The Framing nail gun is a heavy-duty gun. This is structured for shooting out 3 inch long nails. The framing gun is the bad boy you bring out for your main construction work. This includes building your fences, nailing the decks, wood sheathing, and siding.
Local laws and community guidelines regulate their usees. The main reason for the rules is the nails have clipped heads. Check with your area’s residential laws to know if you’re within your rights to use the magazines.
The other nail guns include:
Pin nailer: This is the nail gun for your DIY projects that require a soft touch. It’s a handy tool meant for construction projects like door trimmings, window casing, and furniture trimming.
Finish nailer: Finish nailers are used with headless nails. Bring out this nail gun when you’re installing hardwood floors, putting up staircases, furniture, and building cabinets.
Brad nailer: Brad nailers are equipped for 2-inch long nails. Your brad nailer won’t cut it with any of the house’s e exterior framing or interior framing. However, keep it handy for your “Just built this house” picture frames.
Tips For Choosing And Using Nails For Framing
- Buy extra nails
Overdriving nails is common at worksites. Bent nails are also common, especially if you’re using a hammer instead of a nail gun. Although the American Plywood Association says there’s no reduction in strength for nails overdriven by one-sixteenth or less, you can add one nail for every 2 overdriven nails.
- Don’t nail across the same grain line
Driving thick nails too close to each other across the same grain line increases the chances of splitting your wood. Distance the nail in a slight zigzag such that there is no clear fault line that might become too weak.
- Blunt your nails
Blunting nails is a trick used by builders to smooth the entry of the nails during construction. You can do this manually by hammering once the sharp tip of the nail. The dull surface, therefore, cuts through the wood fiber instead of splitting the wood.

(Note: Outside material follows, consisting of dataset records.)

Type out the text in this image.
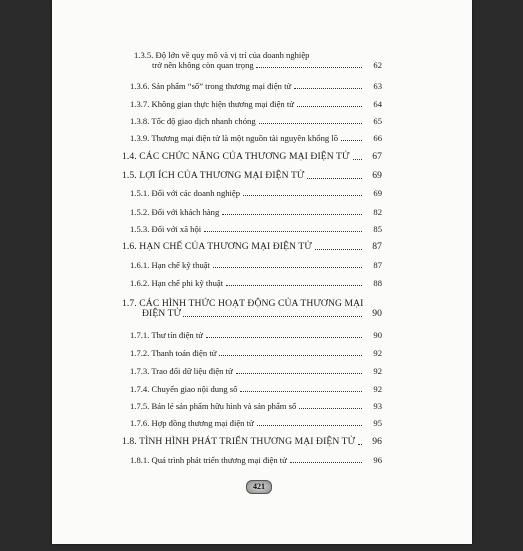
1.3.5. Độ lớn về quy mô và vị trí của doanh nghiệp
trở nên không còn quan trọng	62
1.3.6. Sản phẩm “số” trong thương mại điện tử	63
1.3.7. Không gian thực hiện thương mại điện tử	64
1.3.8. Tốc độ giao dịch nhanh chóng	65
1.3.9. Thương mại điện tử là một nguồn tài nguyên khổng lồ	66
1.4. CÁC CHỨC NĂNG CỦA THƯƠNG MẠI ĐIỆN TỬ	67
1.5. LỢI ÍCH CỦA THƯƠNG MẠI ĐIỆN TỬ	69
1.5.1. Đối với các doanh nghiệp	69
1.5.2. Đối với khách hàng	82
1.5.3. Đối với xã hội	85
1.6. HẠN CHẾ CỦA THƯƠNG MẠI ĐIỆN TỬ	87
1.6.1. Hạn chế kỹ thuật	87
1.6.2. Hạn chế phi kỹ thuật	88
1.7. CÁC HÌNH THỨC HOẠT ĐỘNG CỦA THƯƠNG MẠI
ĐIỆN TỬ	90
1.7.1. Thư tín điện tử	90
1.7.2. Thanh toán điện tử	92
1.7.3. Trao đổi dữ liệu điện tử	92
1.7.4. Chuyển giao nội dung số	92
1.7.5. Bán lẻ sản phẩm hữu hình và sản phẩm số	93
1.7.6. Hợp đồng thương mại điện tử	95
1.8. TÌNH HÌNH PHÁT TRIỂN THƯƠNG MẠI ĐIỆN TỬ	96
1.8.1. Quá trình phát triển thương mại điện tử	96
421
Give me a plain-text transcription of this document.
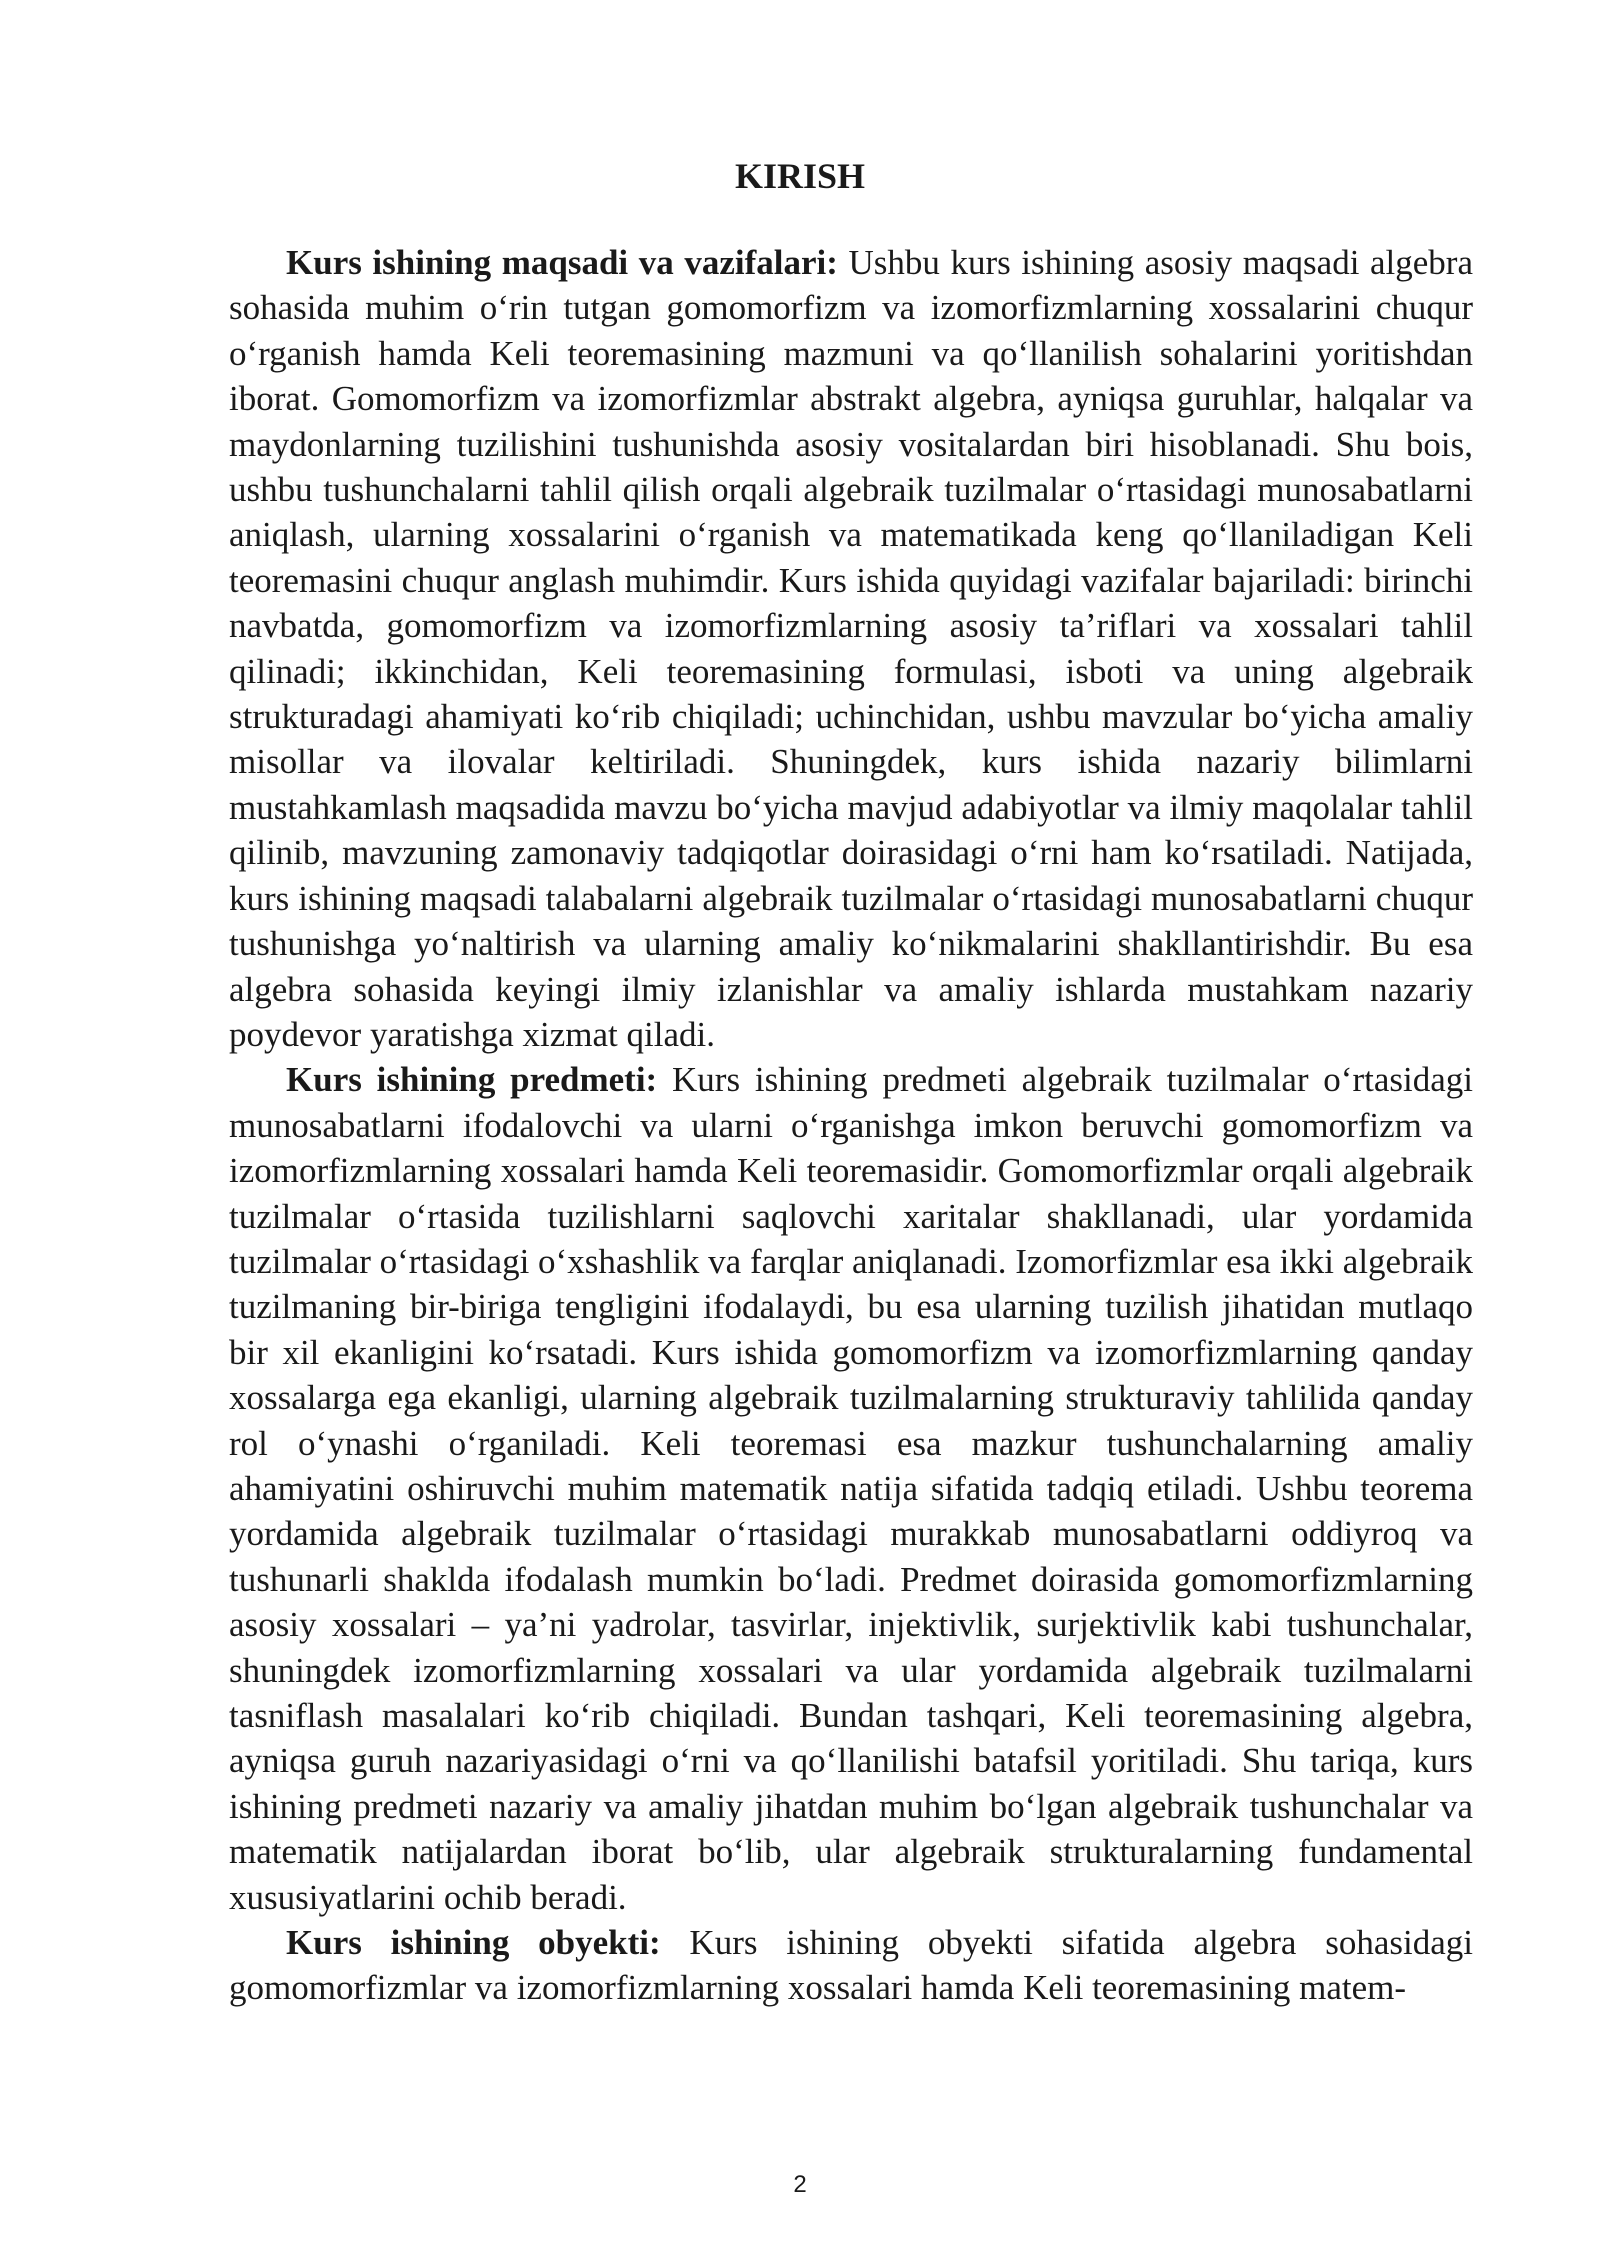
KIRISH

Kurs ishining maqsadi va vazifalari: Ushbu kurs ishining asosiy maqsadi algebra sohasida muhim o‘rin tutgan gomomorfizm va izomorfizmlarning xossalarini chuqur o‘rganish hamda Keli teoremasining mazmuni va qo‘llanilish sohalarini yoritishdan iborat. Gomomorfizm va izomorfizmlar abstrakt algebra, ayniqsa guruhlar, halqalar va maydonlarning tuzilishini tushunishda asosiy vositalardan biri hisoblanadi. Shu bois, ushbu tushunchalarni tahlil qilish orqali algebraik tuzilmalar o‘rtasidagi munosabatlarni aniqlash, ularning xossalarini o‘rganish va matematikada keng qo‘llaniladigan Keli teoremasini chuqur anglash muhimdir. Kurs ishida quyidagi vazifalar bajariladi: birinchi navbatda, gomomorfizm va izomorfizmlarning asosiy ta’riflari va xossalari tahlil qilinadi; ikkinchidan, Keli teoremasining formulasi, isboti va uning algebraik strukturadagi ahamiyati ko‘rib chiqiladi; uchinchidan, ushbu mavzular bo‘yicha amaliy misollar va ilovalar keltiriladi. Shuningdek, kurs ishida nazariy bilimlarni mustahkamlash maqsadida mavzu bo‘yicha mavjud adabiyotlar va ilmiy maqolalar tahlil qilinib, mavzuning zamonaviy tadqiqotlar doirasidagi o‘rni ham ko‘rsatiladi. Natijada, kurs ishining maqsadi talabalarni algebraik tuzilmalar o‘rtasidagi munosabatlarni chuqur tushunishga yo‘naltirish va ularning amaliy ko‘nikmalarini shakllantirishdir. Bu esa algebra sohasida keyingi ilmiy izlanishlar va amaliy ishlarda mustahkam nazariy poydevor yaratishga xizmat qiladi.

Kurs ishining predmeti: Kurs ishining predmeti algebraik tuzilmalar o‘rtasidagi munosabatlarni ifodalovchi va ularni o‘rganishga imkon beruvchi gomomorfizm va izomorfizmlarning xossalari hamda Keli teoremasidir. Gomomorfizmlar orqali algebraik tuzilmalar o‘rtasida tuzilishlarni saqlovchi xaritalar shakllanadi, ular yordamida tuzilmalar o‘rtasidagi o‘xshashlik va farqlar aniqlanadi. Izomorfizmlar esa ikki algebraik tuzilmaning bir-biriga tengligini ifodalaydi, bu esa ularning tuzilish jihatidan mutlaqo bir xil ekanligini ko‘rsatadi. Kurs ishida gomomorfizm va izomorfizmlarning qanday xossalarga ega ekanligi, ularning algebraik tuzilmalarning strukturaviy tahlilida qanday rol o‘ynashi o‘rganiladi. Keli teoremasi esa mazkur tushunchalarning amaliy ahamiyatini oshiruvchi muhim matematik natija sifatida tadqiq etiladi. Ushbu teorema yordamida algebraik tuzilmalar o‘rtasidagi murakkab munosabatlarni oddiyroq va tushunarli shaklda ifodalash mumkin bo‘ladi. Predmet doirasida gomomorfizmlarning asosiy xossalari – ya’ni yadrolar, tasvirlar, injektivlik, surjektivlik kabi tushunchalar, shuningdek izomorfizmlarning xossalari va ular yordamida algebraik tuzilmalarni tasniflash masalalari ko‘rib chiqiladi. Bundan tashqari, Keli teoremasining algebra, ayniqsa guruh nazariyasidagi o‘rni va qo‘llanilishi batafsil yoritiladi. Shu tariqa, kurs ishining predmeti nazariy va amaliy jihatdan muhim bo‘lgan algebraik tushunchalar va matematik natijalardan iborat bo‘lib, ular algebraik strukturalarning fundamental xususiyatlarini ochib beradi.

Kurs ishining obyekti: Kurs ishining obyekti sifatida algebra sohasidagi gomomorfizmlar va izomorfizmlarning xossalari hamda Keli teoremasining matem-

2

- Angle your nails during nailing
You can use your nails to make a stronger frame. Instead of driving all your nails straight into the wood, slightly angle each nail in the opposite direction from the last. SAnd since they will not be in the same grain line, you make the frame more sturdy through the nailing.
- Avoid edges and ends
During framing, avoid nailing close to the edges and ends. Nail a few millimeters from the center of the wood. If you notice signs of splitting as soon as you hammer in the nail, pick a different spot. There is a big chance the wood will split if you insist on nailing a section that shows signs of splitting.
Precision in framing is the difference between neat outcomes and costly mistakes. Now that you know the ins and outs of nail sizes, you can make easy choices at your next hardware store run for nails.